Facsimile
Transcription
date: 1931-09-10
names-on-the-page: Mrs. Young, Mr. Young, Patience
transcription: Page 2.
September 10, 1931.
Mrs. Young asked for something on Autumn:
AUTUMN.
Let him who would sing behold one golden leaf descending,
Dwell on the sod, the seed, its spurting,
The many winds and snows, the many suns,
Moons and stars of its tending,
The majesty of its light drift earthward,
The whisper at its surrender:
Let him who would sing behold one leaf in its downward flight,
And if he be singer let his heart flood at the wonderment,
And his mute lips sing despite them.
Mr.
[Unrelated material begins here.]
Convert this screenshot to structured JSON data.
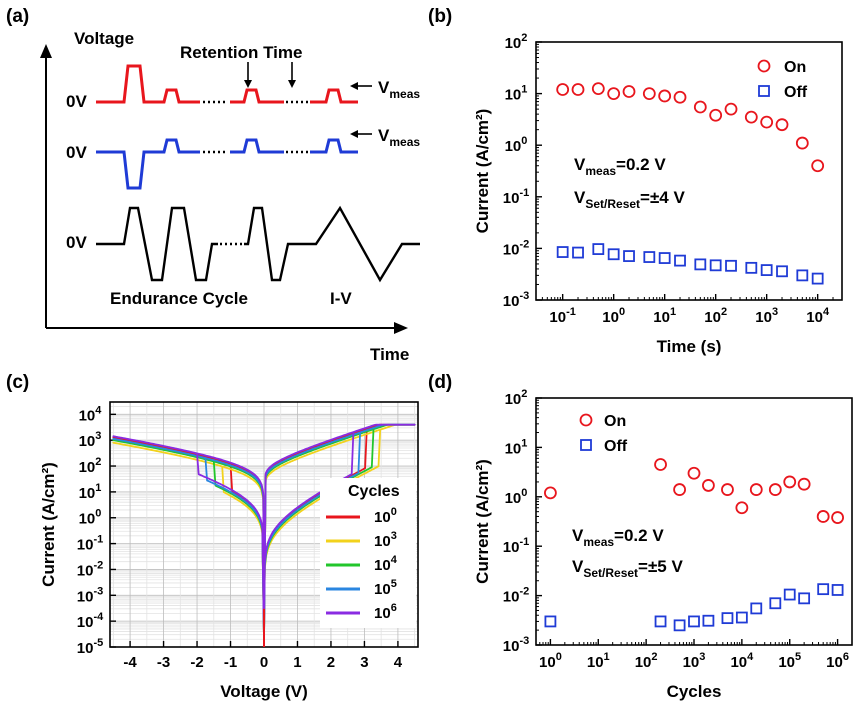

Young said: "Let her sing by herself"
Patience: "A lone lay, eh?"
Hath thy throat e'er ached at its muteness,
Thy tung swollen with its utterance,
Thy heart bursted with its desire,
Thy soul agonized at its conception?
Then thee kennest what it be to sing.
Mr. Young: "Thank you, Patience."
Patience: "Thank be a crumb, I would not of it;
Lend it thy love, egad, and dang thy thank."
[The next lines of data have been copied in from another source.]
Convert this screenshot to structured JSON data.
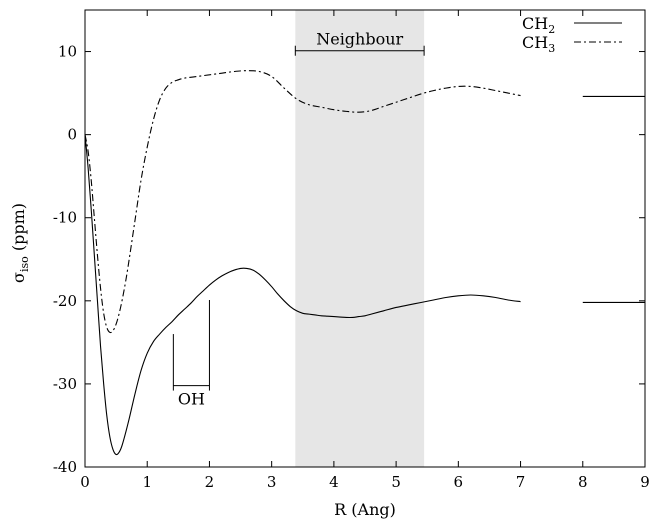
{
  "chart_data": {
    "type": "line",
    "title": "",
    "xlabel": "R (Ang)",
    "ylabel_main": "σ",
    "ylabel_sub": "iso",
    "ylabel_unit": "(ppm)",
    "xlim": [
      0,
      9
    ],
    "ylim": [
      -40,
      15
    ],
    "xticks": [
      0,
      1,
      2,
      3,
      4,
      5,
      6,
      7,
      8,
      9
    ],
    "yticks": [
      -40,
      -30,
      -20,
      -10,
      0,
      10
    ],
    "ytick_labels": [
      "-40",
      "-30",
      "-20",
      "-10",
      "0",
      "10"
    ],
    "grid": false,
    "legend_position": "top-right",
    "series": [
      {
        "name": "CH2",
        "label_main": "CH",
        "label_sub": "2",
        "line_style": "solid",
        "color": "#000000",
        "x": [
          0.0,
          0.05,
          0.1,
          0.15,
          0.2,
          0.25,
          0.3,
          0.35,
          0.4,
          0.45,
          0.5,
          0.55,
          0.6,
          0.7,
          0.8,
          0.9,
          1.0,
          1.1,
          1.2,
          1.3,
          1.4,
          1.5,
          1.6,
          1.7,
          1.8,
          1.9,
          2.0,
          2.1,
          2.2,
          2.3,
          2.4,
          2.5,
          2.6,
          2.7,
          2.8,
          2.9,
          3.0,
          3.1,
          3.2,
          3.3,
          3.4,
          3.5,
          3.6,
          3.7,
          3.8,
          3.9,
          4.0,
          4.1,
          4.2,
          4.3,
          4.4,
          4.5,
          4.6,
          4.8,
          5.0,
          5.2,
          5.4,
          5.6,
          5.8,
          6.0,
          6.2,
          6.4,
          6.6,
          6.8,
          7.0
        ],
        "y": [
          0.0,
          -4.0,
          -9.0,
          -14.5,
          -20.0,
          -25.5,
          -30.0,
          -33.8,
          -36.4,
          -37.9,
          -38.5,
          -38.2,
          -37.3,
          -34.5,
          -31.3,
          -28.4,
          -26.3,
          -24.9,
          -24.0,
          -23.2,
          -22.5,
          -21.7,
          -21.0,
          -20.3,
          -19.5,
          -18.8,
          -18.1,
          -17.5,
          -17.0,
          -16.6,
          -16.3,
          -16.1,
          -16.1,
          -16.3,
          -16.8,
          -17.5,
          -18.3,
          -19.2,
          -20.0,
          -20.7,
          -21.2,
          -21.5,
          -21.6,
          -21.7,
          -21.8,
          -21.85,
          -21.9,
          -21.95,
          -22.0,
          -22.0,
          -21.9,
          -21.8,
          -21.6,
          -21.2,
          -20.8,
          -20.5,
          -20.2,
          -19.9,
          -19.6,
          -19.4,
          -19.3,
          -19.4,
          -19.6,
          -19.9,
          -20.1
        ],
        "asymptote_x": [
          8.0,
          9.0
        ],
        "asymptote_y": -20.2
      },
      {
        "name": "CH3",
        "label_main": "CH",
        "label_sub": "3",
        "line_style": "dashdot",
        "color": "#000000",
        "x": [
          0.0,
          0.05,
          0.1,
          0.15,
          0.2,
          0.25,
          0.3,
          0.35,
          0.4,
          0.45,
          0.5,
          0.55,
          0.6,
          0.65,
          0.7,
          0.8,
          0.9,
          1.0,
          1.1,
          1.2,
          1.3,
          1.4,
          1.5,
          1.6,
          1.8,
          2.0,
          2.2,
          2.4,
          2.6,
          2.8,
          3.0,
          3.2,
          3.4,
          3.6,
          3.8,
          4.0,
          4.2,
          4.4,
          4.6,
          4.8,
          5.0,
          5.2,
          5.4,
          5.6,
          5.8,
          6.0,
          6.2,
          6.4,
          6.6,
          6.8,
          7.0
        ],
        "y": [
          0.0,
          -2.0,
          -5.5,
          -10.0,
          -14.5,
          -18.5,
          -21.5,
          -23.2,
          -23.8,
          -23.6,
          -22.8,
          -21.5,
          -19.8,
          -17.8,
          -15.5,
          -10.5,
          -5.5,
          -1.5,
          1.8,
          4.2,
          5.6,
          6.3,
          6.6,
          6.8,
          7.0,
          7.2,
          7.4,
          7.6,
          7.7,
          7.6,
          7.0,
          5.6,
          4.3,
          3.6,
          3.3,
          3.0,
          2.8,
          2.7,
          2.9,
          3.4,
          3.9,
          4.4,
          4.9,
          5.3,
          5.6,
          5.8,
          5.8,
          5.6,
          5.3,
          5.0,
          4.7
        ],
        "asymptote_x": [
          8.0,
          9.0
        ],
        "asymptote_y": 4.6
      }
    ],
    "shaded_region": {
      "x": [
        3.38,
        5.45
      ],
      "color": "#e6e6e6"
    },
    "annotations": [
      {
        "text": "Neighbour",
        "bracket_x": [
          3.38,
          5.45
        ],
        "bracket_y": 10.1
      },
      {
        "text": "OH",
        "bracket_x": [
          1.42,
          2.0
        ],
        "bracket_y": -30.2,
        "left_line_top": -24.0,
        "right_line_top": -19.9
      }
    ]
  }
}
Mr. Young: "If you want to quarrel, go ahead, Patience."
Patience: "Weel, I ha' ne'er swaggered on a bulging sea and struggled
in the sand, nor danged the cockswain, nor spat vitriol at the
cap'n; nor spliced my midship to hold my belly taut, but
gad! I deal of a man, and with a keener blade than thine,
sirrah; I haed the swaggerin', swearin' strut and the slim
tung of a wench so fetch thy broadsward."
-------
Of the mystery of the sea,
Great lolling tongue, never silent,
Licking at creation, taking toll,
Never to repay -- Say I, never to repay.
Hast thee e'er beheld the sea in the early morning'
Veiled of mist, as a young bridge coyly whispering, elusive?
Or in the noon stretched as a molten bowl
Quivering, leaping, joyous-flung?
Or at night, weary, loath-lipped, laggardly
Pressing at the sand, scribing its litany?
-------
Mr. Young said: "Patience, do you know what a cutty sark is?"
atience: "It be nae thing for a swain to bring for a wench, and ye ken it.
Egad, nay wench would whist it e'en; and should it creep and
peep it o'er her bodice, egad, the sacrilege to chastity!
Aye, and wi' a toppin', it be like to the lord's underlinin'.